Stacking (Stacked Generalization) is an ensemble technique where a "meta-learner" model is trained to optimally combine the predictions of multiple diverse "base learners" — instead of simple averaging or voting, stacking learns WHEN to trust each model (Model A is best for young customers, Model B is best for high-income customers) by using the base models' predictions as input features to a second-level model, typically achieving the highest performance of any ensemble method and serving as the winning strategy in many Kaggle competitions.
What Is Stacking?
- Definition: A two-level ensemble method where Level 1 consists of diverse base models that generate predictions, and Level 2 is a meta-learner (usually a simple linear model) that takes those predictions as features and learns the optimal way to combine them.
- Why It's Better Than Simple Averaging: Averaging weights all models equally. Stacking learns that "trust the Random Forest more for these types of inputs and the Neural Network more for those types" — capturing conditional expertise that uniform weighting cannot.
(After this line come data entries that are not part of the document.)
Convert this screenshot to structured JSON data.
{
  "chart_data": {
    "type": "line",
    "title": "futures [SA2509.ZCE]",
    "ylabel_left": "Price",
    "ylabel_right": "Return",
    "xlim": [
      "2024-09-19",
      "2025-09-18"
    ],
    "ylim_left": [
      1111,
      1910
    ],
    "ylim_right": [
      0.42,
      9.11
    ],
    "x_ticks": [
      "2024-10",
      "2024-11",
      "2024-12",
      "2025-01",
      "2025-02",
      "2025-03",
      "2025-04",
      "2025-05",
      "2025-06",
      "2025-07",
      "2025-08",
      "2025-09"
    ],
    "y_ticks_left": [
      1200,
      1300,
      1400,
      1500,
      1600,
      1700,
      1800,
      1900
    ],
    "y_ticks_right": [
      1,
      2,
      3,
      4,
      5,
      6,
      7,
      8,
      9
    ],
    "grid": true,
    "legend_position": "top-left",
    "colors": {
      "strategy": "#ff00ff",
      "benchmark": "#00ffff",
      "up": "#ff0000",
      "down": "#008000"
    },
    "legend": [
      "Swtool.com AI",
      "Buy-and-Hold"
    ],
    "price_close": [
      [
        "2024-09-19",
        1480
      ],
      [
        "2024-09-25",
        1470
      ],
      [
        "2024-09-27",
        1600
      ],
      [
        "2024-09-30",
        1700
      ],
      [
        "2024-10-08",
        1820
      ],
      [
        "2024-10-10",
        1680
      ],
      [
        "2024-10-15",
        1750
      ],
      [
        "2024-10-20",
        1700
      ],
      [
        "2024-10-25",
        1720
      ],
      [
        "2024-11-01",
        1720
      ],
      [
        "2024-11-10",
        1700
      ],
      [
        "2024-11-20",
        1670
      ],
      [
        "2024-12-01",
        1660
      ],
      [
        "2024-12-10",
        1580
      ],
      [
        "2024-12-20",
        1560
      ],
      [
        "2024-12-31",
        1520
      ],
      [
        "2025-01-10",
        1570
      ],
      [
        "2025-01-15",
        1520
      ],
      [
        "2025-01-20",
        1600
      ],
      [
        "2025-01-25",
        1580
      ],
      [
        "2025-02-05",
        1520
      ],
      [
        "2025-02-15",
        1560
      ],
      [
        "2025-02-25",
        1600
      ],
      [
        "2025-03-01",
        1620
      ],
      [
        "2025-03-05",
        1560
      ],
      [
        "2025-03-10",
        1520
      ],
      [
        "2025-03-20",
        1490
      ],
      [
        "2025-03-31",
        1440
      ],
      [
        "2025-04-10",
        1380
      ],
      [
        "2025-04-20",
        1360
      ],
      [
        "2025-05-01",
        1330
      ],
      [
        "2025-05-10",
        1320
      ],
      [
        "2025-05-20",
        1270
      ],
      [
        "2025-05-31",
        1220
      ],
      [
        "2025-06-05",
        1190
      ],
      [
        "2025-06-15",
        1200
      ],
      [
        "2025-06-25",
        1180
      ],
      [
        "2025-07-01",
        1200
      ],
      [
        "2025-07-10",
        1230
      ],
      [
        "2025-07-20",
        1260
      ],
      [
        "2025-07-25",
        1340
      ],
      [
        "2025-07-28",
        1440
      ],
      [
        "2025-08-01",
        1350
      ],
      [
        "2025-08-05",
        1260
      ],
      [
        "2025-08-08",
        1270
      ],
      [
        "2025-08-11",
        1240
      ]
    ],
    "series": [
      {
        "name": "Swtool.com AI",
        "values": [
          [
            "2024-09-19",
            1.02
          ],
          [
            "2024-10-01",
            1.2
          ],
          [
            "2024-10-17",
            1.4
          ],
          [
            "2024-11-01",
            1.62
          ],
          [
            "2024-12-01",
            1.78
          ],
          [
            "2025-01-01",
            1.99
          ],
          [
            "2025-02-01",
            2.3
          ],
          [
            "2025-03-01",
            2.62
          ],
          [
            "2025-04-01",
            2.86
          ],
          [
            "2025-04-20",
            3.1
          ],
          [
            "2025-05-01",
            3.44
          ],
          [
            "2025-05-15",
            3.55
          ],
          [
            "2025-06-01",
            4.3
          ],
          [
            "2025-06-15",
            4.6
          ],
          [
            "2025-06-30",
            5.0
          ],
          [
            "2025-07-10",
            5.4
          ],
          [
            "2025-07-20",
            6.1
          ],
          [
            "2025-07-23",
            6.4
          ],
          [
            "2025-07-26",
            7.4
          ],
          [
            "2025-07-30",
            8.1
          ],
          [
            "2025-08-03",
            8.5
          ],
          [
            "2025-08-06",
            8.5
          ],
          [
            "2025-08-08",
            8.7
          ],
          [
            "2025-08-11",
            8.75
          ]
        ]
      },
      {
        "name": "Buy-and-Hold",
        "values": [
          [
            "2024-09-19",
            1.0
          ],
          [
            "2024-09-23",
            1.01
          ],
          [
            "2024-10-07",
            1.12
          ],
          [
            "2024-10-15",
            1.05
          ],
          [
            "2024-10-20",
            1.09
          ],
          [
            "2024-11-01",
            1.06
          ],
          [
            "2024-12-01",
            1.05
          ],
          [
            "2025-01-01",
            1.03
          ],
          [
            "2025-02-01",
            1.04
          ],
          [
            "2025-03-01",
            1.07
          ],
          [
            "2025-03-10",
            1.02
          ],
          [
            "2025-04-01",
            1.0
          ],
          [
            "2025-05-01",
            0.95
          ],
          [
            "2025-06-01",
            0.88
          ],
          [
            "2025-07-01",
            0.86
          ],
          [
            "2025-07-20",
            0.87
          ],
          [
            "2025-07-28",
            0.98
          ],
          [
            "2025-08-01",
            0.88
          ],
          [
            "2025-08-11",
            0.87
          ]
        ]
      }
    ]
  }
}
- The Key Insight: Different models have different strengths. A linear model might be best for extrapolation, a tree model for capturing interactions, and a neural network for non-linear patterns. Stacking automatically allocates trust based on each model's demonstrated accuracy on different regions of the data.
How Stacking Works
| Step | Process | Detail |
|------|---------|--------|
| 1. Train base models | SVM, Random Forest, Neural Net | Each trained on training data |
| 2. Generate meta-features | Each base model predicts on validation set | 3 models → 3 new features per example |
| 3. Train meta-learner | Logistic Regression on meta-features | Learns optimal combination weights |
| 4. Predict | Base models predict on new data → meta-learner combines | Final ensemble prediction |
Preventing Data Leakage in Stacking
The critical mistake: training base models on the same data used to generate meta-features → the meta-learner overfits to training set predictions.
Solution: K-Fold Out-of-Fold Predictions
| Fold | Base Model Trains On | Generates Predictions For |
|------|---------------------|--------------------------|
| Fold 1 held out | Folds 2-5 | Fold 1 (out-of-fold predictions) |
| Fold 2 held out | Folds 1, 3-5 | Fold 2 (out-of-fold predictions) |
| ... | ... | ... |
| All folds combined | | Complete set of honest meta-features |
Each training example gets a prediction from a model that never saw it — preventing leakage.
Common Stacking Architectures
| Base Models (Level 1) | Meta-Learner (Level 2) | Use Case |
|-----------------------|----------------------|----------|
| LR, RF, XGBoost, SVM | Logistic Regression | Standard stacking |
| LightGBM, CatBoost, Neural Net | Ridge Regression | Kaggle competitions |
| Multiple fine-tuned BERTs | Linear combination | NLP tasks |
| ResNet, EfficientNet, ViT | Simple MLP | Computer vision |
Python Implementation
``python
from sklearn.ensemble import StackingClassifier
from sklearn.linear_model import LogisticRegression
from sklearn.ensemble import RandomForestClassifier
from sklearn.svm import SVC
stacker = StackingClassifier(
estimators=[
('rf', RandomForestClassifier(n_estimators=100)),
('svm', SVC(probability=True)),
],
final_estimator=LogisticRegression(),
cv=5 # Out-of-fold predictions (prevents leakage)
)
stacker.fit(X_train, y_train)
``
Stacking is the most powerful ensemble technique for combining diverse models — learning the optimal conditional weighting of base model predictions through a meta-learner that captures when each model is most trustworthy, consistently achieving top performance in competitions and production systems where maximizing accuracy justifies the additional complexity of a multi-model pipeline.